No functional deviations from the plan spec: every <behavior> clause is covered by a test, every <files> entry was created, and both <verify> commands pass.

Verification

  • go build ./... — clean
  • go vet ./pkg/recon/sources/ — clean
  • go test ./pkg/recon/sources/ -run "TestReplit|TestCodeSandbox|TestSandboxes" -timeout 60s — PASS (15 tests, ~12s; 12s is limiter-gated, not CPU)

Ready For

Plan 10-09 (RegisterAll wiring) can now import ReplitSource, CodeSandboxSource, and SandboxesSource and register them on recon.Engine alongside the GitHub/GitLab/Codeberg/HuggingFace/Kaggle sources delivered in sibling Wave 2 plans.

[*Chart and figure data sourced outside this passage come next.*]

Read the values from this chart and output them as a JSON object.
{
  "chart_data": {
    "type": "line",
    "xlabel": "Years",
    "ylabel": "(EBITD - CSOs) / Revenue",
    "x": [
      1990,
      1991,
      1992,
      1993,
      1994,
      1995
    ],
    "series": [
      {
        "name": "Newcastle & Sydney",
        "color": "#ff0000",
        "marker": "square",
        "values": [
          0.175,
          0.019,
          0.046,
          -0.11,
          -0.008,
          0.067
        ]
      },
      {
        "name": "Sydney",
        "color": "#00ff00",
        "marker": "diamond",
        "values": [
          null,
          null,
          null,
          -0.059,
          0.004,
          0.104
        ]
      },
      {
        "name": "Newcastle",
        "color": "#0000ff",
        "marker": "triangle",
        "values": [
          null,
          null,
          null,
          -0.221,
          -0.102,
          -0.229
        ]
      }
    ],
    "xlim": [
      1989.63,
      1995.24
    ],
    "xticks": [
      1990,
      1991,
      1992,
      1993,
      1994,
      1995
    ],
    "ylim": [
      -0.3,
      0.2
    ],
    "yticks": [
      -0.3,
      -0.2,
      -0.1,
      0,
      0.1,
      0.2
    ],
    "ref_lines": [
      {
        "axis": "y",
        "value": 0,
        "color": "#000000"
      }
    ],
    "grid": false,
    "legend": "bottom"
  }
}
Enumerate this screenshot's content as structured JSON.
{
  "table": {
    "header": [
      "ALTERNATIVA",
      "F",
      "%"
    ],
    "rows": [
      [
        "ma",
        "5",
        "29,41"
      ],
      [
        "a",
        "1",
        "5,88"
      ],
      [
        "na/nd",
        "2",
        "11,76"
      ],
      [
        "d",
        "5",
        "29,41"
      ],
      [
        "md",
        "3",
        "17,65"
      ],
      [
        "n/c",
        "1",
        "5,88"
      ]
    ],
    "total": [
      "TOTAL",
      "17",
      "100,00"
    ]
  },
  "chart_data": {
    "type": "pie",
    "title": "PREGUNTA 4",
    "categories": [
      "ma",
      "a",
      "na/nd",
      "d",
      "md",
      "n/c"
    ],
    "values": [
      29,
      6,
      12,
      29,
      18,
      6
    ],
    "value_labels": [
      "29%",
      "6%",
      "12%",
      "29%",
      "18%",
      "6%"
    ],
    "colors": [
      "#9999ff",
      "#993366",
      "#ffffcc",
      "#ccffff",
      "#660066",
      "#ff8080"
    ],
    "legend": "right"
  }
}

No further config plumbing needed — all three are credential-free.

Self-Check: PASSED

Files on disk:

  • FOUND: pkg/recon/sources/replit.go
  • FOUND: pkg/recon/sources/replit_test.go
  • FOUND: pkg/recon/sources/codesandbox.go
  • FOUND: pkg/recon/sources/codesandbox_test.go
  • FOUND: pkg/recon/sources/sandboxes.go
  • FOUND: pkg/recon/sources/sandboxes_test.go

Commits in git history:

  • FOUND: 62a347f (feat(10-07): add Replit and CodeSandbox scraping sources)
  • FOUND: ecebffd (feat(10-07): add SandboxesSource aggregator)